Part 1.87Affordable Housing Special Beneficiary District
Section § 34191.30
This law section defines key terms related to affordable housing and the special districts that help finance it. "Affordable housing" refers to homes available for people with low to extremely low incomes. A "beneficiary district" is a temporary local government entity designed to manage property tax revenues for the purpose of boosting affordable housing projects in its area. It specifically deals with property tax revenues that cities or counties would normally receive, using them to promote housing affordability.
Section § 34191.35
This law outlines the creation and conditions of an "affordable housing special beneficiary district" when a successor entity, like a local authority, gets a completion finding. This district covers the same area as the successor entity.
The district will dissolve either 90 days after the Department of Finance approves its dissolution or 20 years after the completion finding, whichever comes first. Once it ceases to exist, it can't conduct any business, and its funds go to the local government that previously declined property tax revenue allocations.

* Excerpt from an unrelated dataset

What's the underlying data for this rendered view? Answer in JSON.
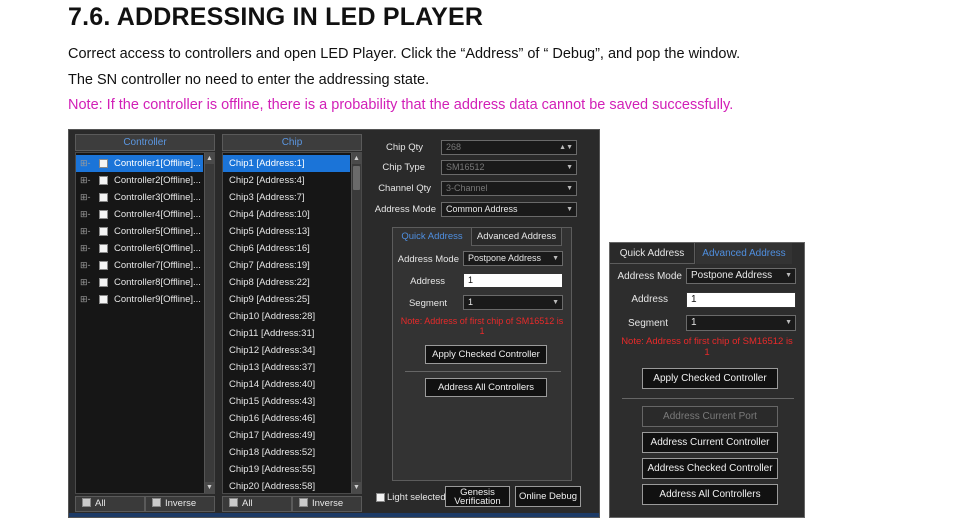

The members of the district's board will lose their positions when the district ends. Any rights, like loan repayments, also transfer to the aforementioned local government.
Section § 34191.40
This section outlines how a beneficiary district is governed. The board in charge consists of five members: three city council or county board members, the treasurer, and one public member living in the district. The board chooses a chairperson from its members. Each term lasts four years, and vacancies are filled for the remainder of the term. No member receives a salary for their role.
Section § 34191.45
This law allows a city or county to choose not to receive its share of property tax revenues through a formal ordinance or resolution. Once a city or county opts out, they can't claim or control these tax distributions, and the funds are redirected to a beneficiary district instead.
However, this doesn't apply to any city or county with a redevelopment agency unless they either became the agency's successor and lack a required completion finding, or their designated local authority also lacks this finding.
Section § 34191.50
This law section outlines how a beneficiary district can use funds to promote affordable housing. They can issue bonds, offer financial help such as loans and grants, or take other necessary actions, but must ensure all obligations are settled before the district ceases to exist.
A key rule is that the district cannot create debt obligations requiring action beyond its lifetime, like issuing bonds that need repayments after the district is dissolved.
Section § 34191.55
This law section requires a beneficiary district to follow the Ralph M. Brown Act and the California Public Records Act, which are rules designed to ensure transparency and open access to public meetings and records. Additionally, if a beneficiary district is dissolved, any public records it held will become the property of the city or county that previously chose not to accept its share of property tax money.